Monday, May 4, 2009

Donato "Danny" Angiulo, part of notorious mob family, dies

Former New England Mafia capo regime Donato "Danny" Angiulo, who was part of a powerful mob family that ruled Boston's underworld from the 1960s through the mid-1980s, died Sunday night at Beth Israel Deaconess Medical Center after a long illness. He was 86.
His brother, Gennaro "Jerry'' Angiulo, was the underboss of the Patriarca crime family until an FBI bug planted in his North End headquarters in 1981 captured conversations about murder, extortion, illegal gambling, and loansharking that led to Boston's first sensational Mafia trial and the end of the Angiulos' reign.
In 1986, a federal jury convicted Donato Angiulo and his brothers, Gennaro and Francesco, who was the mob's accountant, of racketeering charges, and a third brother, Michele, of illegal gambling.
An Angiulo associate was caught on FBI tapes boasting that South Boston crime boss James "Whitey" Bulger and his sidekick, Stephen "The Rifleman" Flemmi were friends of the Mafia and would kill for them. More than a decade later it was revealed that Bulger and Flemmi were longtime FBI informants who had provided information about the interior of Angiulo's headquarters that assisted agents in planting the bug.
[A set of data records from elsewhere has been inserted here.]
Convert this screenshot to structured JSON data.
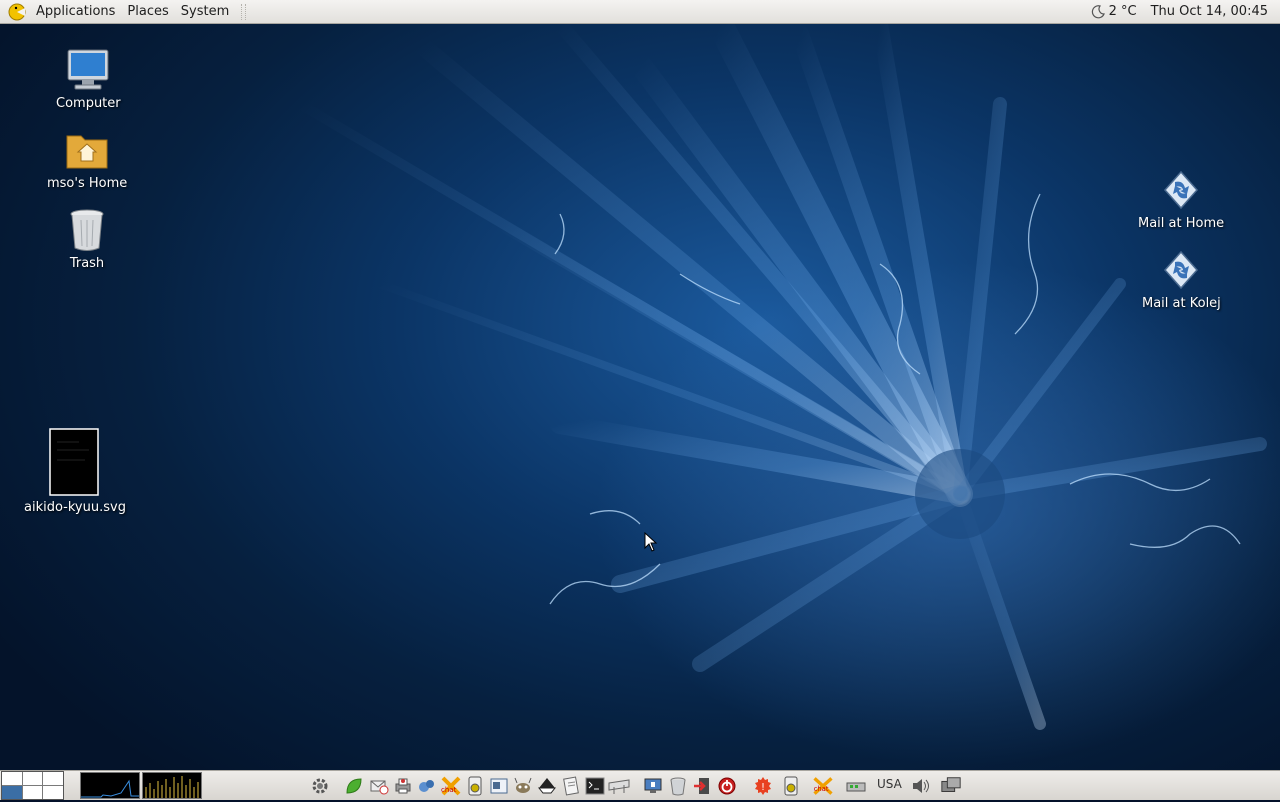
{
  "top_panel": {
    "menus": [
      "Applications",
      "Places",
      "System"
    ],
    "weather": {
      "icon": "moon-icon",
      "temp": "2 °C"
    },
    "clock": "Thu Oct 14, 00:45"
  },
  "desktop": {
    "icons": [
      {
        "name": "computer",
        "label": "Computer",
        "icon": "computer-icon"
      },
      {
        "name": "home",
        "label": "mso's Home",
        "icon": "home-folder-icon"
      },
      {
        "name": "trash",
        "label": "Trash",
        "icon": "trash-icon"
      },
      {
        "name": "svg-file",
        "label": "aikido-kyuu.svg",
        "icon": "svg-file-icon"
      },
      {
        "name": "mail-home",
        "label": "Mail at Home",
        "icon": "mail-launcher-icon"
      },
      {
        "name": "mail-kolej",
        "label": "Mail at Kolej",
        "icon": "mail-launcher-icon"
      }
    ]
  },
  "bottom_panel": {
    "workspaces": 6,
    "active_workspace": 4,
    "keyboard_layout": "USA",
    "launchers": [
      "gear-icon",
      "leaf-icon",
      "mail-clock-icon",
      "printer-icon",
      "bubbles-icon",
      "xchat-icon",
      "media-player-icon",
      "scanner-icon",
      "gimp-icon",
      "inkscape-icon",
      "notes-icon",
      "terminal-icon",
      "keyboard-icon"
    ],
    "tray": [
      "monitor-icon",
      "trash-icon",
      "logout-icon",
      "power-icon",
      "update-alert-icon",
      "media-player-icon",
      "xchat-icon",
      "network-icon",
      "volume-icon",
      "display-icon"
    ]
  },
  "colors": {
    "panel": "#e6e4e0",
    "wallpaper": "#0b3566",
    "accent": "#3b6ea5"
  }
}
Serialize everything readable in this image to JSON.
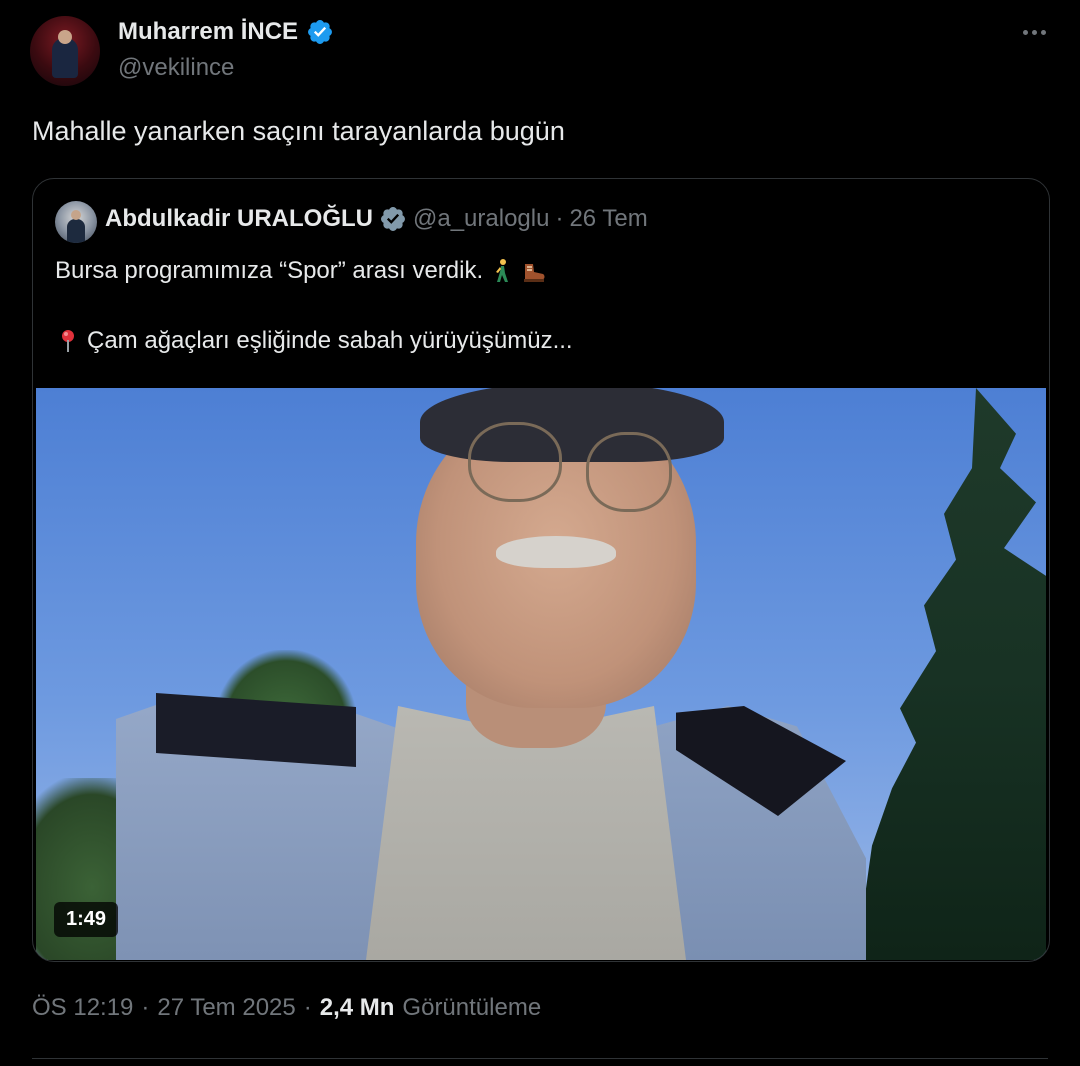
{
  "tweet": {
    "author": {
      "name": "Muharrem İNCE",
      "handle": "@vekilince",
      "verified": true
    },
    "text": "Mahalle yanarken saçını tarayanlarda bugün",
    "more_icon": "more-horizontal-icon"
  },
  "quote": {
    "author": {
      "name": "Abdulkadir URALOĞLU",
      "handle": "@a_uraloglu",
      "verified": true
    },
    "separator": "·",
    "date": "26 Tem",
    "line1": "Bursa programımıza “Spor” arası verdik.",
    "line1_emojis": [
      "person-walking-icon",
      "hiking-boot-icon"
    ],
    "line2": "Çam ağaçları eşliğinde sabah yürüyüşümüz...",
    "line2_icon": "round-pushpin-icon",
    "video": {
      "duration": "1:49"
    }
  },
  "meta": {
    "time": "ÖS 12:19",
    "sep1": "·",
    "date": "27 Tem 2025",
    "sep2": "·",
    "views_count": "2,4 Mn",
    "views_label": "Görüntüleme"
  },
  "colors": {
    "background": "#000000",
    "text_primary": "#e7e9ea",
    "text_secondary": "#71767b",
    "verified_blue": "#1d9bf0",
    "verified_gray": "#829aab",
    "border": "#2f3336"
  }
}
Donato Angiulo's nickname was "Smiley," but prosecutors alleged during his trial that he had a fierce reputation on the street and served as a capo regime, running a crew of Mafia soldiers. He was sentenced to 20 years in prison for racketeering, gambling and loansharking. He was freed from federal prison in 1997, after serving 11 years, and returned to his Medford home.
"He was a great family man and a very decent guy,'' said Boston attorney Anthony Cardinale, who represented Donato Angiulo's brother, Gennaro, during the eight-month federal racketeering trial.
Cardinale recounted that he had been stricken by a virus and hospitalized just before final arguments were about to get underway in the trial.
"I remember waking up in the hospital and there was Danny, just sitting there...he had come to the hospital and sat there to see how I was,'' Cardinale said. "That was typical of the kind of guy he was."
Before Donato Angiulo became ill and was hospitalized, he often was spotted in the North End, having lunch. He was the son of Sicilian immigrants, who ran a North End grocery store, and was raised on Prince Street with five brothers and a sister.
The Dello Russo Funeral Home in Medford confirmed today that it is handling arrangements for Donato Angiulo and said visiting hours will be Thursday from 4 to 8 pm. at the funeral home. A Mass is scheduled for Friday at 11 a.m. at St. Leonard Church in Boston's North End.